Before this initiative, most of the teams track their performance (latency) using average processing time. The problem is that if performance has large variance, poor latency is hidden by mean or median. Max latency is also not very relevant. Imagining a Java based service that does GC once every 10 minutes and a full GC once every few hours, max latency only reflects the worst latency during GC.
That's why "top percentile" or TP based latency makes more sense. When you have 100 requests to your service, you can sort all the request time in ascending order. The 99th reuqest in the list is your TP99.
To design TP99 SLAs, you need to keep few things in mind:
- Define a time span -- You have to get latency data for every single request, sort them and find out the top 99th percentile data point. So you want to have a reasonable amount of data collected for the time span. If you have a low volume service which gets less than 100 request per 10 minutes, you do not want to define a 10 minutes based SLA. If you do, you'll hit all worst cases.

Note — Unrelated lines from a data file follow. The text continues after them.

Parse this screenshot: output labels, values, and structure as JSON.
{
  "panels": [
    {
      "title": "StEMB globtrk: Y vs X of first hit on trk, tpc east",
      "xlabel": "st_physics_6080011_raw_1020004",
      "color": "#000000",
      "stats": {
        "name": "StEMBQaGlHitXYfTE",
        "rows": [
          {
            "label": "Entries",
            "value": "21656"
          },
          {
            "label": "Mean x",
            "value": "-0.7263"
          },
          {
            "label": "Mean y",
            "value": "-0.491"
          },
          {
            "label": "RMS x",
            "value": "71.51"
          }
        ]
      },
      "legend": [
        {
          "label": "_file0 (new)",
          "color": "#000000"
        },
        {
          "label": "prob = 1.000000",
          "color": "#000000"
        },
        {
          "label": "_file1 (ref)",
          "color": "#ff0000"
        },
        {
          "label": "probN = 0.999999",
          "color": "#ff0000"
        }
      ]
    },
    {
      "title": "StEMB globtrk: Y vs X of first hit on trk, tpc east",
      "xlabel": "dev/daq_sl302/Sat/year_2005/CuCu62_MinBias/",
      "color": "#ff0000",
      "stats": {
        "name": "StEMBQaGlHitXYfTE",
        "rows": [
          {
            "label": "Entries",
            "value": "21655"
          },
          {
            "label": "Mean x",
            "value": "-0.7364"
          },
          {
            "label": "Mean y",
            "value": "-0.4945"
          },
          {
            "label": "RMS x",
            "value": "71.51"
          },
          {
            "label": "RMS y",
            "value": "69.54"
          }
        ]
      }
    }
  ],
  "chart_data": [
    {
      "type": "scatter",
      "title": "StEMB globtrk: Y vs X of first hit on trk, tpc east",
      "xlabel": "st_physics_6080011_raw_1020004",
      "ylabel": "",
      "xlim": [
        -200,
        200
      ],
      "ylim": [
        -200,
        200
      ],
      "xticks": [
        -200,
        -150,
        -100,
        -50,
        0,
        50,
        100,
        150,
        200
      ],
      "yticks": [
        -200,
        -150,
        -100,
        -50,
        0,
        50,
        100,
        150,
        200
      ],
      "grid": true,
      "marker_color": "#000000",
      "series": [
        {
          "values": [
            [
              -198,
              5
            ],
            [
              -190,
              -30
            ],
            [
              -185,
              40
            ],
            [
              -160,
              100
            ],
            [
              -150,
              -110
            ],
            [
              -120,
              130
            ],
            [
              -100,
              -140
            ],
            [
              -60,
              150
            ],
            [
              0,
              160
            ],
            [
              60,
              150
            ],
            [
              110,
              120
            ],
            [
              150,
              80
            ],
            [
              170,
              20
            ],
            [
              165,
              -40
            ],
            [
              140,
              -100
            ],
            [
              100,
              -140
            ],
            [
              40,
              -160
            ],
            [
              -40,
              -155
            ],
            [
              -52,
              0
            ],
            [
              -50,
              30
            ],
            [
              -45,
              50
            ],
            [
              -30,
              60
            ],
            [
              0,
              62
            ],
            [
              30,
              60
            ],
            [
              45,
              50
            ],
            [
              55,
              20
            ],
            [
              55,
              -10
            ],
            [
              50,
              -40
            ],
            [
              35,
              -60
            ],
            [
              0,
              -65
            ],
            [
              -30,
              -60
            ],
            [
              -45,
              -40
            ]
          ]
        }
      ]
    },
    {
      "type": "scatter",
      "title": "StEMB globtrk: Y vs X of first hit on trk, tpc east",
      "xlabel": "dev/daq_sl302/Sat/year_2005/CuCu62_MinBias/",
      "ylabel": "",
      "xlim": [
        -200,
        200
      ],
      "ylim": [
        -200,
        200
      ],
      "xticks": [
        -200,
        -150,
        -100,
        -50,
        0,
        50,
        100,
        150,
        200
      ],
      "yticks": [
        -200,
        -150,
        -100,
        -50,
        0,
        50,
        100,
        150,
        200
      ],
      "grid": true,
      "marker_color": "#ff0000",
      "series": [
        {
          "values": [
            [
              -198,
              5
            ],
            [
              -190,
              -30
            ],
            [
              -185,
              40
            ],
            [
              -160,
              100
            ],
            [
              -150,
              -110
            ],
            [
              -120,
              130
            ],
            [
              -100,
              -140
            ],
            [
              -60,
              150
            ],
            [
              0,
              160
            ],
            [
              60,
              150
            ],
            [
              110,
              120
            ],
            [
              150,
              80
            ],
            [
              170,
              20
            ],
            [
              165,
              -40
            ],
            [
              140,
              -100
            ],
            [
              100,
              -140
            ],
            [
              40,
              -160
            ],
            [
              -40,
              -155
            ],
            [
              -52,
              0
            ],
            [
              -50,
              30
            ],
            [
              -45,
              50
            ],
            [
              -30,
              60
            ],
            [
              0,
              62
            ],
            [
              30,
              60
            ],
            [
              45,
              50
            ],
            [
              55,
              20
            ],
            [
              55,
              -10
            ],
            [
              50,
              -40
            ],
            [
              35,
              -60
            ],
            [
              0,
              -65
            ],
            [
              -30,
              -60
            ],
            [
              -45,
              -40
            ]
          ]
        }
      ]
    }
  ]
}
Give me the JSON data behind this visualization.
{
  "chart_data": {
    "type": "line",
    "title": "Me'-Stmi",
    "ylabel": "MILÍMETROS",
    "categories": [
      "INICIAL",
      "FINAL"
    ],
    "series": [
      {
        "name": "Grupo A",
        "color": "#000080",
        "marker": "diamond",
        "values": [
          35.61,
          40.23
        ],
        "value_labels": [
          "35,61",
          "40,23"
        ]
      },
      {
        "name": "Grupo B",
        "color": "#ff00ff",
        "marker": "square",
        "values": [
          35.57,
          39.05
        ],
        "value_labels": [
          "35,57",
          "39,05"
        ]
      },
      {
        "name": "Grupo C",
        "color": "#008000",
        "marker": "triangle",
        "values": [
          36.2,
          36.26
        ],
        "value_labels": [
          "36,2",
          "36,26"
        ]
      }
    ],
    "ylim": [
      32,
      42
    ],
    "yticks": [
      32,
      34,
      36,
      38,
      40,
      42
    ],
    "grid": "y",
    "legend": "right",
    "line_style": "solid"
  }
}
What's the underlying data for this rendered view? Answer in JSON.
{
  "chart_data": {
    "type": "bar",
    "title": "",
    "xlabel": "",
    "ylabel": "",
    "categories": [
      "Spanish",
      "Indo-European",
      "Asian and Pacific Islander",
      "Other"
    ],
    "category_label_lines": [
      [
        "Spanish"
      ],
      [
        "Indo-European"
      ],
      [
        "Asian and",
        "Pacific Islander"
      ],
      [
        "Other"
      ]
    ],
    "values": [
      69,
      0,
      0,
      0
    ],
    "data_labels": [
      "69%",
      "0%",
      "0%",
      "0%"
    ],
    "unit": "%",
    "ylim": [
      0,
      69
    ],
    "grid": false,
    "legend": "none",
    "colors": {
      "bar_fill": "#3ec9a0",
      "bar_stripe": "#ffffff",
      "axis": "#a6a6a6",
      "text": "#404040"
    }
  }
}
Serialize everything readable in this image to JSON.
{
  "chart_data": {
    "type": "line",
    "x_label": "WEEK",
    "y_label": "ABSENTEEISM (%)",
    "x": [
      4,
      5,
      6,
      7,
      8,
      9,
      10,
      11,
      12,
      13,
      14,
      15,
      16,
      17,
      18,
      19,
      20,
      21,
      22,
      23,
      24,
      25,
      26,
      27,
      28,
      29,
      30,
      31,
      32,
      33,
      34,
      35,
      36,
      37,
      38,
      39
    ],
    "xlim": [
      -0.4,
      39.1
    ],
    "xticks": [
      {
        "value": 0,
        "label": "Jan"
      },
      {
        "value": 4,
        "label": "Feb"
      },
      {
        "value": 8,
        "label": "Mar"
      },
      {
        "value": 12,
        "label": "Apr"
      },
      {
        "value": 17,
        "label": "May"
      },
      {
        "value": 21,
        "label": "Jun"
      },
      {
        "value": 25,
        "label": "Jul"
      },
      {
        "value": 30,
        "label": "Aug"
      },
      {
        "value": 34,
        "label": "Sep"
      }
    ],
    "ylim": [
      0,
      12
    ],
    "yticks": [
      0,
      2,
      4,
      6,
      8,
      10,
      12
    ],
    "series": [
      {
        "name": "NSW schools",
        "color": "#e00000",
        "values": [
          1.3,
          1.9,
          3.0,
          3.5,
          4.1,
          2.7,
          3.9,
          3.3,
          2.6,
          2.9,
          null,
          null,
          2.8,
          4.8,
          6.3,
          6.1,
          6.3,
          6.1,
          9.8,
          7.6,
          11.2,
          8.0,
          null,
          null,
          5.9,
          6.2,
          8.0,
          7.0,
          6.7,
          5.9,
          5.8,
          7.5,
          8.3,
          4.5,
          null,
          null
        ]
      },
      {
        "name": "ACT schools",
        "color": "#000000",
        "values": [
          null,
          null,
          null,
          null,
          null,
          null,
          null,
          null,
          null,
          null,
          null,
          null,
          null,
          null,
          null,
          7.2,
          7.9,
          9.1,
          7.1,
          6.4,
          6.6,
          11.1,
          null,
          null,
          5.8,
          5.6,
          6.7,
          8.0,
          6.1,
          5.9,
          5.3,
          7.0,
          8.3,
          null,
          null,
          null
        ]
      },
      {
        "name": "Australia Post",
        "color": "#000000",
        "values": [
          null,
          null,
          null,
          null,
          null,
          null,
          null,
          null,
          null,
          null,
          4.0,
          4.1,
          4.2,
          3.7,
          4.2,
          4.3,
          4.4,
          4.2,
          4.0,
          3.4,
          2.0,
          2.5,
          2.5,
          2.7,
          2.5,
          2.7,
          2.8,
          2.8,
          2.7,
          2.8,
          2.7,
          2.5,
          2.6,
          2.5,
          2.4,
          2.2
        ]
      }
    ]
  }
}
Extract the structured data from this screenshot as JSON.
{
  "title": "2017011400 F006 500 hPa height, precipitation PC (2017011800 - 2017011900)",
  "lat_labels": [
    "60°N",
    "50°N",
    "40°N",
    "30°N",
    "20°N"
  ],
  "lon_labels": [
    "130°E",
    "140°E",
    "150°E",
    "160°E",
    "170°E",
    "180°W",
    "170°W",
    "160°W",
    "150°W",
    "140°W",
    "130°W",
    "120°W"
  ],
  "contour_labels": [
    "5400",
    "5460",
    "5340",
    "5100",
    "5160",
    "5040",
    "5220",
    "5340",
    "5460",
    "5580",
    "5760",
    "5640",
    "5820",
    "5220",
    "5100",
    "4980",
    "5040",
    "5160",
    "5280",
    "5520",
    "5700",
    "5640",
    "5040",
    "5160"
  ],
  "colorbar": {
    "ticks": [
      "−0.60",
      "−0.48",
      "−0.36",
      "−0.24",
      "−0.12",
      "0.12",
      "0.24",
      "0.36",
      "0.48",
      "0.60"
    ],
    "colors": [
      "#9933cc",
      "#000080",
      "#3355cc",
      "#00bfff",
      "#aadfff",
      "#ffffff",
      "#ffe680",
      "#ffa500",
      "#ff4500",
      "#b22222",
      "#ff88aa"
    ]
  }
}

If you have a very large volume service, you don't want define a daily TP99, because you'll end up hiding the real problem.
- Watch out of extract code of logging information -- In order to calculate TP99, you have to log every single request. If the logging system is not designed properly, you actually might degrade the overall system performance by logging too much. My recommendation is to truly separate out core business logic and the operation/system level logic. So the application doesn't have to worry about logging or calculating. I've seen existing solution of logging into SQL Server. Perf data have very little or none relationships. So writing to SQL server just doesn't make any sense. I recommend to simply write to a local file or local service, and do offline/off hour data aggregation.